February 17, 2004

Automation, Extensibility, and Attitude

We started out with VSTO and Excel a few weeks ago, hoping to re-implement some existing standalone software into Excel.  I’ve been grouchy ever since.  In fact, that’s why I haven’t blogged in a few days – I’ve been waiting until I had something positive to say, and it wasn’t coming.  But today I had a revelation that I think will improve both the software we're writing and my attitude.

Epiphany: The Excel object model is designed for automation, not extensibility.

I define automation as the ability to programmatically access features of an application that are usually accessed through a user interface.  Extensibility, on the other hand, is the ability to add to or modify the application's feature set.  The Excel object model seems to be better suited for automation.  This should not be surprising; it was, after all, a macro framework to begin with.  But it managed to catch me off guard anyway.
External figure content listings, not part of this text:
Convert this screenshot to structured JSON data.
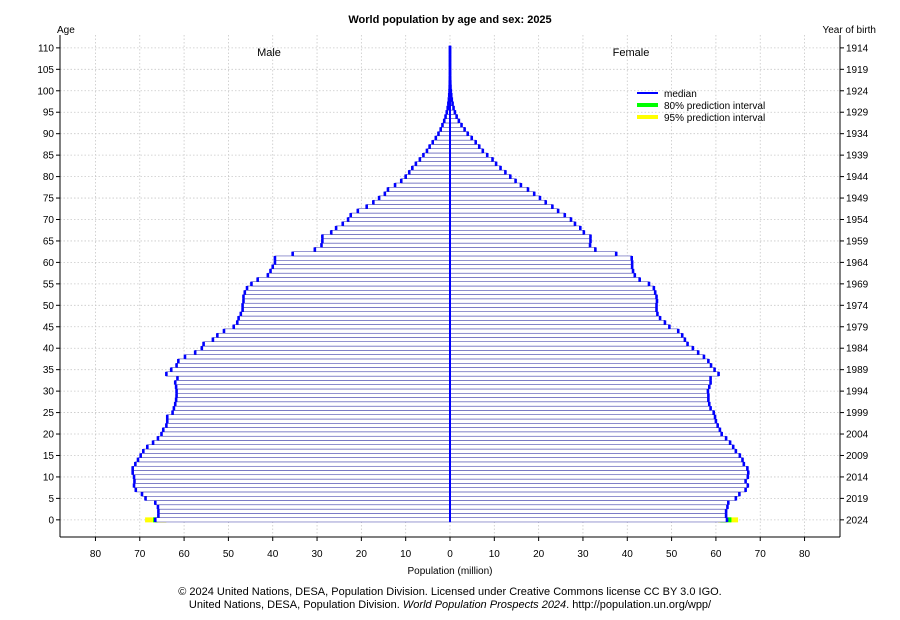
{
  "chart_data": {
    "type": "bar",
    "title": "World population by age and sex: 2025",
    "xlabel": "Population (million)",
    "ylabel_left": "Age",
    "ylabel_right": "Year of birth",
    "sex_labels": [
      "Male",
      "Female"
    ],
    "x_ticks": [
      "80",
      "70",
      "60",
      "50",
      "40",
      "30",
      "20",
      "10",
      "0",
      "10",
      "20",
      "30",
      "40",
      "50",
      "60",
      "70",
      "80"
    ],
    "x_tick_values": [
      -80,
      -70,
      -60,
      -50,
      -40,
      -30,
      -20,
      -10,
      0,
      10,
      20,
      30,
      40,
      50,
      60,
      70,
      80
    ],
    "xlim": [
      -88,
      88
    ],
    "ylim": [
      -4,
      113
    ],
    "age_ticks": [
      "0",
      "5",
      "10",
      "15",
      "20",
      "25",
      "30",
      "35",
      "40",
      "45",
      "50",
      "55",
      "60",
      "65",
      "70",
      "75",
      "80",
      "85",
      "90",
      "95",
      "100",
      "105",
      "110"
    ],
    "age_tick_values": [
      0,
      5,
      10,
      15,
      20,
      25,
      30,
      35,
      40,
      45,
      50,
      55,
      60,
      65,
      70,
      75,
      80,
      85,
      90,
      95,
      100,
      105,
      110
    ],
    "birth_year_ticks": [
      "2024",
      "2019",
      "2014",
      "2009",
      "2004",
      "1999",
      "1994",
      "1989",
      "1984",
      "1979",
      "1974",
      "1969",
      "1964",
      "1959",
      "1954",
      "1949",
      "1944",
      "1939",
      "1934",
      "1929",
      "1924",
      "1919",
      "1914"
    ],
    "grid": true,
    "legend_position": "top-right",
    "legend": [
      {
        "label": "median",
        "color": "#0000ff"
      },
      {
        "label": "80% prediction interval",
        "color": "#00ff00"
      },
      {
        "label": "95% prediction interval",
        "color": "#ffff00"
      }
    ],
    "ages": [
      0,
      1,
      2,
      3,
      4,
      5,
      6,
      7,
      8,
      9,
      10,
      11,
      12,
      13,
      14,
      15,
      16,
      17,
      18,
      19,
      20,
      21,
      22,
      23,
      24,
      25,
      26,
      27,
      28,
      29,
      30,
      31,
      32,
      33,
      34,
      35,
      36,
      37,
      38,
      39,
      40,
      41,
      42,
      43,
      44,
      45,
      46,
      47,
      48,
      49,
      50,
      51,
      52,
      53,
      54,
      55,
      56,
      57,
      58,
      59,
      60,
      61,
      62,
      63,
      64,
      65,
      66,
      67,
      68,
      69,
      70,
      71,
      72,
      73,
      74,
      75,
      76,
      77,
      78,
      79,
      80,
      81,
      82,
      83,
      84,
      85,
      86,
      87,
      88,
      89,
      90,
      91,
      92,
      93,
      94,
      95,
      96,
      97,
      98,
      99,
      100,
      101,
      102,
      103,
      104,
      105,
      106,
      107,
      108,
      109,
      110
    ],
    "series": [
      {
        "name": "Male",
        "values": [
          66.5,
          65.8,
          65.8,
          65.9,
          66.5,
          68.7,
          69.5,
          70.9,
          71.3,
          71.2,
          71.3,
          71.6,
          71.6,
          71.0,
          70.4,
          69.8,
          69.2,
          68.3,
          67.0,
          65.9,
          65.1,
          64.7,
          64.0,
          63.8,
          63.8,
          62.6,
          62.3,
          62.0,
          61.8,
          61.7,
          61.7,
          61.8,
          62.0,
          61.5,
          64.0,
          62.9,
          61.7,
          61.3,
          59.8,
          57.5,
          56.0,
          55.6,
          53.5,
          52.5,
          51.0,
          48.8,
          48.0,
          47.7,
          47.2,
          46.8,
          46.8,
          46.6,
          46.6,
          46.3,
          45.8,
          44.8,
          43.4,
          41.1,
          40.5,
          40.0,
          39.5,
          39.5,
          35.5,
          30.5,
          29.0,
          28.8,
          28.8,
          26.8,
          25.7,
          24.2,
          23.0,
          22.4,
          20.8,
          18.8,
          17.3,
          16.0,
          14.7,
          14.0,
          12.4,
          11.0,
          10.0,
          9.2,
          8.5,
          7.7,
          6.8,
          6.0,
          5.2,
          4.6,
          3.9,
          3.2,
          2.6,
          2.1,
          1.7,
          1.3,
          1.0,
          0.72,
          0.52,
          0.37,
          0.25,
          0.17,
          0.11,
          0.07,
          0.05,
          0.03,
          0.02,
          0.01,
          0.01,
          0.01,
          0.01,
          0.01,
          0.01
        ],
        "interval80": [
          66.0,
          67.0
        ],
        "interval95": [
          64.0,
          68.8
        ]
      },
      {
        "name": "Female",
        "values": [
          62.5,
          62.3,
          62.3,
          62.6,
          62.8,
          64.5,
          65.3,
          66.7,
          67.2,
          66.7,
          67.2,
          67.3,
          67.1,
          66.3,
          66.0,
          65.4,
          64.5,
          63.9,
          63.2,
          62.3,
          61.3,
          60.9,
          60.4,
          60.0,
          59.8,
          59.5,
          58.8,
          58.5,
          58.3,
          58.3,
          58.2,
          58.5,
          58.8,
          58.8,
          60.6,
          59.7,
          58.9,
          58.3,
          57.3,
          56.0,
          54.8,
          53.6,
          53.0,
          52.4,
          51.5,
          49.5,
          48.5,
          47.4,
          46.8,
          46.6,
          46.6,
          46.7,
          46.6,
          46.3,
          46.0,
          44.9,
          42.8,
          41.7,
          41.3,
          41.1,
          41.1,
          41.0,
          37.5,
          32.8,
          31.6,
          31.7,
          31.7,
          30.2,
          29.4,
          28.2,
          27.3,
          25.9,
          24.4,
          23.1,
          21.6,
          20.3,
          19.0,
          17.6,
          16.0,
          14.8,
          13.6,
          12.5,
          11.4,
          10.4,
          9.6,
          8.4,
          7.4,
          6.6,
          5.8,
          4.9,
          4.0,
          3.3,
          2.6,
          2.0,
          1.5,
          1.1,
          0.8,
          0.58,
          0.4,
          0.28,
          0.18,
          0.11,
          0.07,
          0.04,
          0.03,
          0.02,
          0.01,
          0.01,
          0.01,
          0.01,
          0.01
        ],
        "interval80": [
          61.0,
          63.5
        ],
        "interval95": [
          60.5,
          65.0
        ]
      }
    ]
  },
  "footer": {
    "line1": "© 2024 United Nations, DESA, Population Division. Licensed under Creative Commons license CC BY 3.0 IGO.",
    "line2_prefix": "United Nations, DESA, Population Division.",
    "line2_italic": "World Population Prospects 2024",
    "line2_suffix": ". http://population.un.org/wpp/"
  }
}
Adding dynamic data to a chart is one example.  Let’s say you want a feature to calculate and add a new kind of trend line to a series.  The Values property of a Series object will return an array of values from the source series, and set an array of values to a new series for the trend line.  Nice.  But when the property is set, the array is converted to a comma-delimited text string.  This string is limited to 256 characters, apparently to make it editable in the chart’s Source Data dialog.  The result is that you’ll get an error if your array contains more than 25 or so floating point numbers.  Bummer.

The solution to this is simple: Put the array values into cells somewhere in the workbook, and set the Values property to a range reference.  These are the steps a user would take if they were working manually.  It is the automation approach, and is certainly valuable; but it lacks the kind of built-in elegance of the other trend lines. 

In an object model designed for extensibility, the Values property would behave the same for both reading and writing, and the entire Chart class would be inheritable so that all this new functionality could be nicely integrated with existing Chart features.  The .NET Framework will let you create a class inherited from Excel.ChartClass, but the Excel object model doesn’t provide any way to attach an instance of that class to a workbook.

Don’t get me wrong.  Code-behind classes in the .NET Framework give you lots of ways to add powerful new functionality to Excel… not to mention Smart Documents, Smart Tags, VBA add-ins, and the rest.  But my early assessment is that wherever these technologies intersect with the Excel object model, software designs must take into account it's automation- and macro-oriented nature.

So I’m adjusting my expectations.  We’re reworking some designs to be more Excel friendly.  And I’m going to stop banging my head against the wall, trying to get the object model to do things it wasn’t designed to do.  If nothing else, it should dramatically improve my mood.

Posted by ames at February 17, 2004 02:37 PM | TrackBack
Comments

Michael,

Great reading this. What is the goal behind this project? - meaning, is it that users should be presented with charts but without running Excel themselves?

I keep looking for the reasons to use VSTO. Especially to just recreate what the apps do in the first place. I used to have this type of "discussion" with VB6 developers using VB as a front end for an Access database. Why not just use Access? Often the answer was just more political than anything - "I'm a VB programmer!" And then I would create the app purely in Access in a tenth of the time they would get it done in VB.